In an interview with Pharmacy Times at the American Society of Clinical Oncology (ASCO) 2022 Annual Meeting, Ajeet Gajra, MD, MBBS, FACP, discussed research that found that utilizing an augmented intelligence-based system can improve the timeliness of referrals to palliative care and hospice services in community oncology environments.
Can you discuss the importance of timely referrals to palliative care and hospice services?
Ajeet Gajra, MD, MBBS, FACP: Timely referrals to palliative and hospice care close to end-of-life are considered a quality benchmark in oncology. So, our own society, ASCO, through their QOPI program, have established that there are ASCO guidelines, NCCN guidelines, about integrating palliative care early on in the course of patients fighting cancer. And what it leads to is a better expectation of, you know, a level set of expectations of the patients and the families better, number 1. Number 2, it avoids many times traumatic treatments close to end of life.
So, what we do know is if patients with advanced cancer are receiving chemotherapy, radiation therapy, if they are having repeated visits to the emergency room, getting hospital admissions, ICU admission, those are all bad outcomes. Those outcomes denote poor quality of oncology care delivery, actually, and so they should be avoided at all costs and prevented. So, the way to avoid and prevent these is by integrating palliative care early on in the course. And when the time comes, that palliative care can then be transitioned into hospice care when appropriate. And I think that is a critical piece. And unfortunately, there’s still, you know, sometimes confusion about equating palliative care with hospice care. And again, I will highlight that hospice care is just a little segment of palliative care, which is a much broader term in something that that much longer continuum, and towards the end of that, you know, we utilize hospice care.
What obstacles inhibit these timely referrals for patients with advanced cancer?
Ajeet Gajra, MD, MBBS, FACP: So I would break those obstacles into really 3 buckets. So, there are obstacles or barriers from a patient or, you know, a caregiver perspective. There are obstacles from the provider or the clinician perspective. And then there are obstacles which are, you know, system-imposed obstacles. So, if we talk about patients and caregivers first, there is always that concern that if palliative care is not mentioned in the appropriate context, or how it is conveyed to them, that there’s a fear that my doctor is giving up on me. So, you know, that is, unfortunately, still a prevalent thought process. I think, through our outreach and patient directed education, we need to eliminate that and reduce that kind of mindset. I think we need to make it very clear to patients and families that if their clinical team is recommending palliative care, alongside other therapy that they’re getting, the goal is to really help them manage symptoms more effectively, and actually enhance the quality of care. And it doesn’t mean that, you know, their oncologic care is being discontinued.
So then, I think there’s the flip side. So, I said, you know, there’s also the clinician or the provider aspect. So, providers also need to believe that palliative care is an essential component of the cancer fighting continuum. And when integrated early on, we have many studies, you know, seminal work came first, in patients with advanced lung cancer, and this is now 10 years ago. And since then, we have many other studies to demonstrate that the earlier integration of palliative care enhances outcomes, both in terms of quality of life and perhaps also survival for these patients. So, I think we need to do that.

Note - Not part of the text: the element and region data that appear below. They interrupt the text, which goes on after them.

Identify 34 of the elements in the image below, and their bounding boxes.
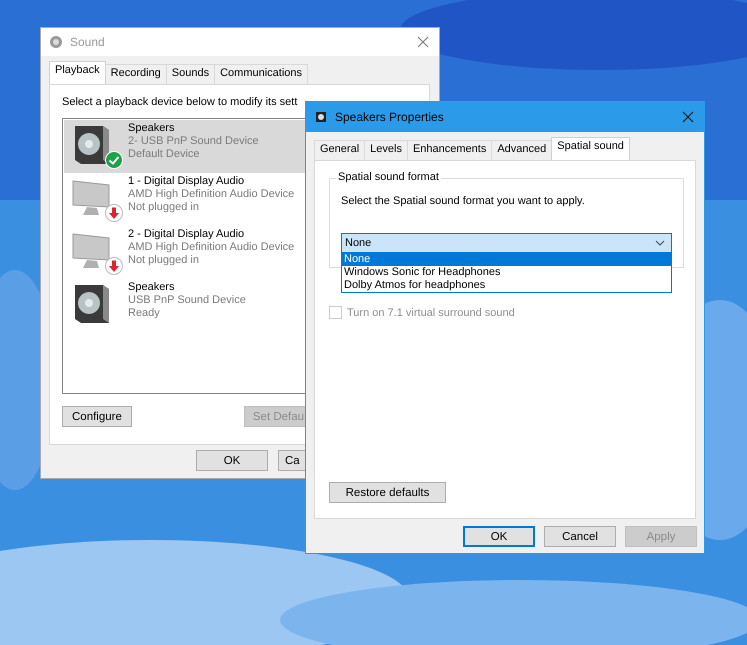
device-status: Ready — [128, 307, 161, 320]
checkbox-label: Turn on 7.1 virtual surround sound — [347, 306, 515, 318]
device-description: AMD High Definition Audio Device — [128, 241, 294, 254]
device-status: Not plugged in — [128, 254, 200, 267]
dialog-button[interactable]: OK — [463, 526, 535, 547]
close-icon[interactable] — [417, 36, 429, 48]
close-icon[interactable] — [682, 111, 694, 123]
device-name: Speakers — [128, 281, 176, 294]
restore-defaults-button[interactable]: Restore defaults — [329, 482, 446, 503]
device-name: Speakers — [128, 122, 176, 135]
device-description: AMD High Definition Audio Device — [128, 188, 294, 201]
device-status: Not plugged in — [128, 201, 200, 214]
dialog-button[interactable]: OK — [196, 450, 268, 471]
device-status: Default Device — [128, 148, 201, 161]
device-description: USB PnP Sound Device — [128, 294, 246, 307]
tab[interactable]: General — [314, 140, 366, 160]
tab[interactable]: Communications — [214, 64, 308, 84]
check-icon — [105, 151, 123, 169]
chevron-icon — [655, 240, 665, 246]
instruction-text: Select the Spatial sound format you want to apply. — [341, 195, 586, 207]
device-name: 2 - Digital Display Audio — [128, 228, 246, 241]
dropdown-option[interactable]: Dolby Atmos for headphones — [342, 279, 671, 292]
dropdown-option[interactable]: Windows Sonic for Headphones — [342, 266, 671, 279]
device-description: 2- USB PnP Sound Device — [128, 135, 259, 148]
instruction-text: Select a playback device below to modify its sett — [62, 96, 298, 110]
device-name: 1 - Digital Display Audio — [128, 175, 246, 188]
window-title: Sound — [70, 35, 106, 49]
tab[interactable]: Spatial sound — [551, 137, 630, 160]
dialog-button[interactable]: Cancel — [544, 526, 616, 547]
format-dropdown[interactable]: None — [341, 233, 672, 253]
group-title: Spatial sound format — [336, 171, 441, 183]
configure-button[interactable]: Configure — [62, 406, 132, 427]
dropdown-option[interactable]: None — [342, 253, 671, 266]
tab[interactable]: Playback — [49, 61, 106, 84]
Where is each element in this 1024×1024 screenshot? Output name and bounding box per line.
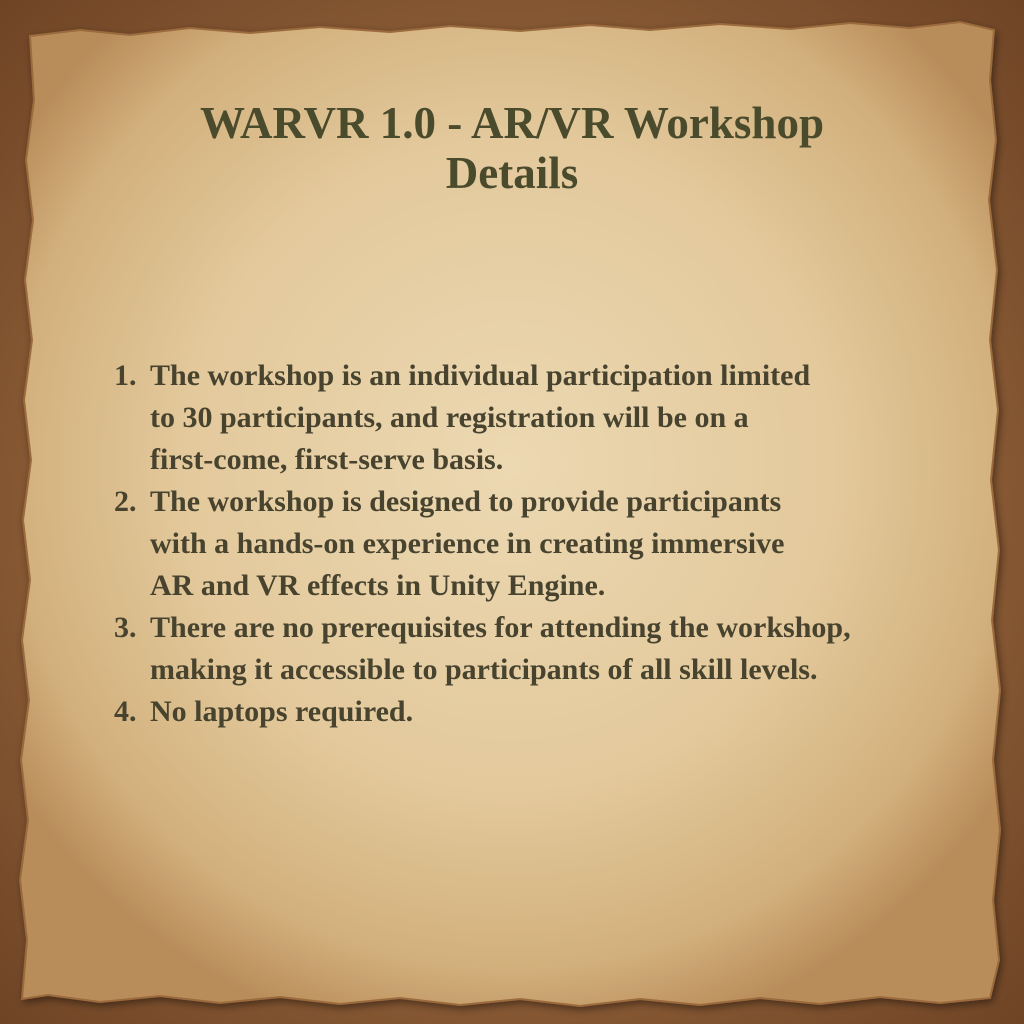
title-line-2: Details [445,148,579,199]
list-item: 1. The workshop is an individual partici… [114,355,994,481]
item-line: making it accessible to participants of … [150,653,818,686]
item-text: The workshop is designed to provide part… [150,481,994,607]
item-line: The workshop is an individual participat… [150,359,811,392]
item-line: to 30 participants, and registration wil… [150,401,749,434]
item-text: The workshop is an individual participat… [150,355,994,481]
item-line: There are no prerequisites for attending… [150,611,851,644]
item-line: first-come, first-serve basis. [150,443,504,476]
item-number: 4. [114,695,137,728]
item-line: AR and VR effects in Unity Engine. [150,569,606,602]
item-text: There are no prerequisites for attending… [150,607,994,691]
page-title: WARVR 1.0 - AR/VR Workshop Details [112,98,912,199]
item-line: The workshop is designed to provide part… [150,485,782,518]
item-line: No laptops required. [150,695,414,728]
item-line: with a hands-on experience in creating i… [150,527,785,560]
item-number: 1. [114,359,137,392]
item-number: 3. [114,611,137,644]
item-number: 2. [114,485,137,518]
title-line-1: WARVR 1.0 - AR/VR Workshop [200,98,824,148]
list-item: 2. The workshop is designed to provide p… [114,481,994,607]
list-item: 4. No laptops required. [114,691,994,733]
list-item: 3. There are no prerequisites for attend… [114,607,994,691]
details-list: 1. The workshop is an individual partici… [114,355,994,733]
item-text: No laptops required. [150,691,994,733]
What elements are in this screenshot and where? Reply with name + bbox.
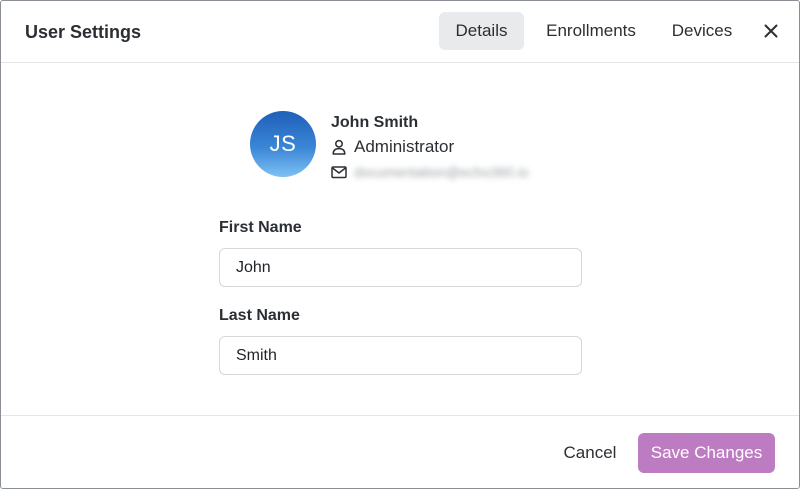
- save-changes-button[interactable]: Save Changes: [638, 433, 775, 473]
- user-role: Administrator: [354, 137, 455, 156]
- first-name-label: First Name: [219, 219, 302, 236]
- user-role-row: Administrator: [331, 136, 454, 158]
- cancel-button[interactable]: Cancel: [554, 434, 626, 472]
- dialog-body: JS John Smith Administrator documentatio…: [1, 63, 799, 415]
- last-name-field[interactable]: [219, 336, 582, 375]
- dialog-footer: Cancel Save Changes: [1, 415, 799, 488]
- user-email-redacted: documentation@echo360.io: [354, 164, 529, 180]
- dialog-title: User Settings: [25, 22, 142, 42]
- tab-details[interactable]: Details: [439, 12, 524, 50]
- close-icon[interactable]: [761, 21, 781, 41]
- avatar: JS: [250, 111, 316, 177]
- user-settings-dialog: User Settings Details Enrollments Device…: [0, 0, 800, 489]
- user-icon: [331, 139, 347, 155]
- user-email-row: documentation@echo360.io: [331, 161, 566, 183]
- tab-devices[interactable]: Devices: [661, 12, 743, 50]
- tab-enrollments[interactable]: Enrollments: [537, 12, 645, 50]
- last-name-label: Last Name: [219, 307, 300, 324]
- envelope-icon: [331, 164, 347, 180]
- dialog-header: User Settings Details Enrollments Device…: [1, 1, 799, 63]
- first-name-field[interactable]: [219, 248, 582, 287]
- user-name: John Smith: [331, 114, 419, 131]
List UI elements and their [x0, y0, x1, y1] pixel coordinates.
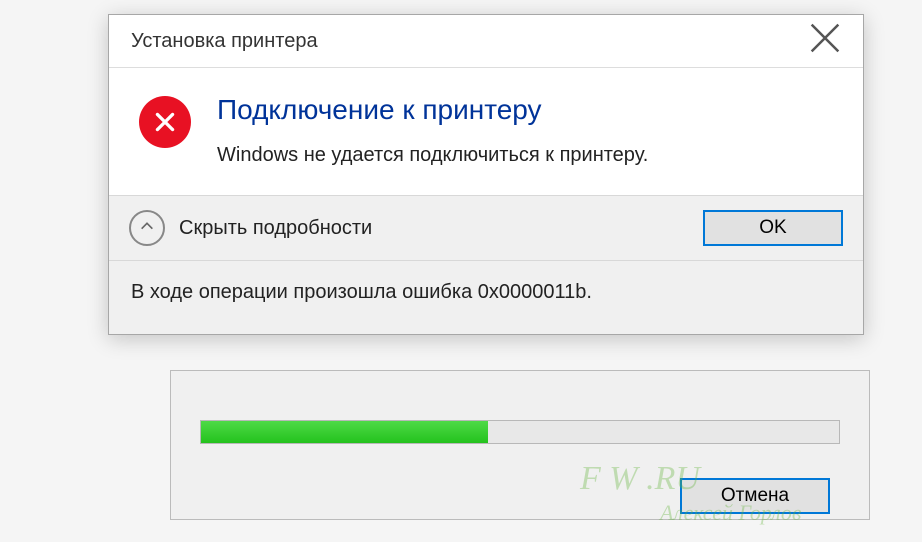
- cancel-button[interactable]: Отмена: [680, 478, 830, 514]
- details-text: В ходе операции произошла ошибка 0x00000…: [109, 261, 863, 334]
- dialog-titlebar: Установка принтера: [109, 15, 863, 67]
- details-toggle-button[interactable]: [129, 210, 165, 246]
- install-progress-bar: [200, 420, 840, 444]
- error-dialog: Установка принтера Подключение к принтер…: [108, 14, 864, 335]
- dialog-message: Windows не удается подключиться к принте…: [217, 144, 841, 167]
- dialog-heading: Подключение к принтеру: [217, 94, 841, 126]
- install-progress-fill: [201, 421, 488, 443]
- details-bar: Скрыть подробности OK: [109, 195, 863, 261]
- details-toggle-label: Скрыть подробности: [179, 217, 372, 240]
- close-icon[interactable]: [805, 18, 845, 65]
- dialog-body: Подключение к принтеру Windows не удаетс…: [109, 68, 863, 195]
- dialog-title: Установка принтера: [131, 30, 318, 53]
- error-icon: [139, 96, 191, 148]
- ok-button[interactable]: OK: [703, 210, 843, 246]
- chevron-up-icon: [139, 218, 155, 239]
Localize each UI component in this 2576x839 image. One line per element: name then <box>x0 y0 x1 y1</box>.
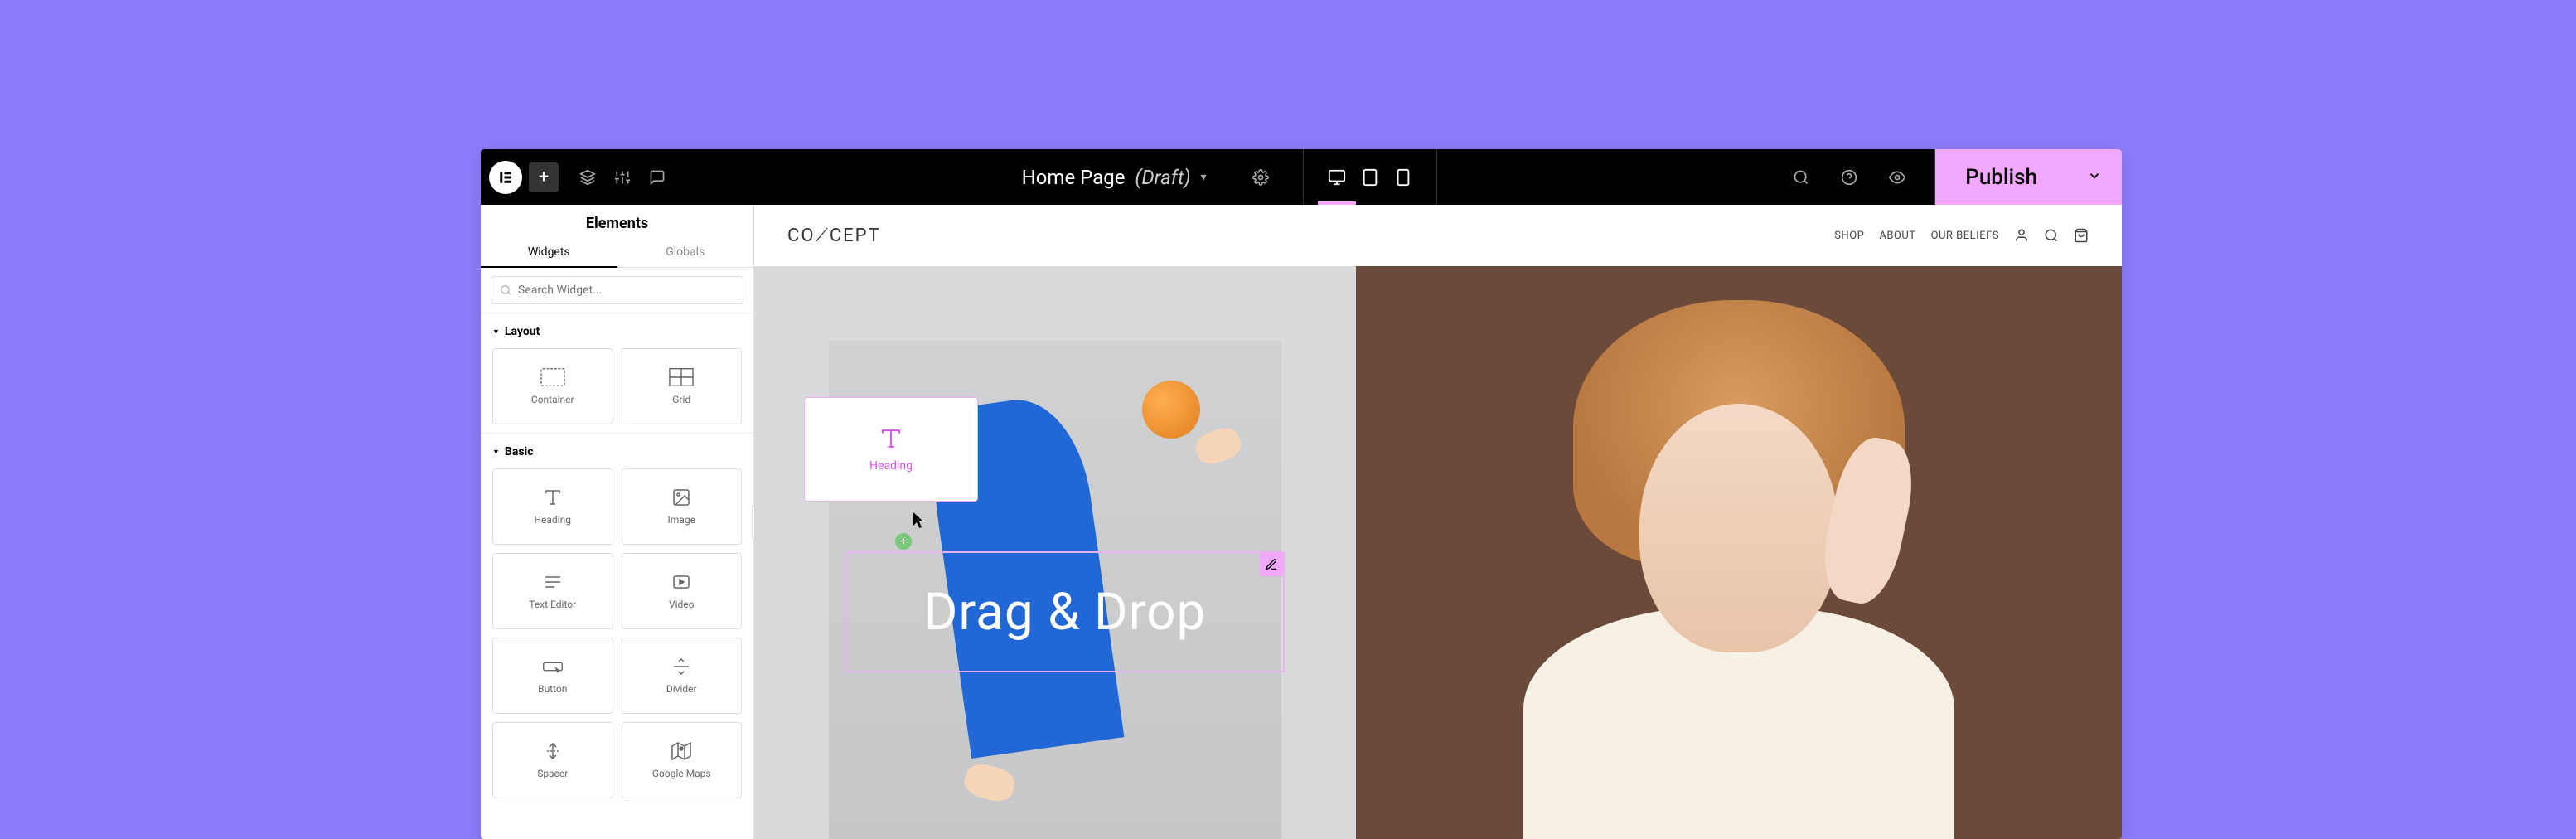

In some other work that Cardinal Health has done with community oncology clinicians, there’s still a deficit in which folks are not integrating a palliative care early on. They’re waiting until, you know, really later stages and close to end of life before initiating such care. And so that is still clinicians and providers, perhaps specialty in a community setting. And, you know, the United States is a large country and there are many practices, and especially in the rural areas where these are busy practices and these clinicians are busy taking care of all kinds of cancer patients and so this may be not top of mind for them. So education feels critical.
And the third, like I said, is a systems-based issue. Do we have enough palliative care providers? You know, it doesn’t have to be physicians, it can be advanced practice providers. It can be a team, you know, which includes an APP and the social worker and other components. But there has to be recognition that this is a critical component in the care of the patient.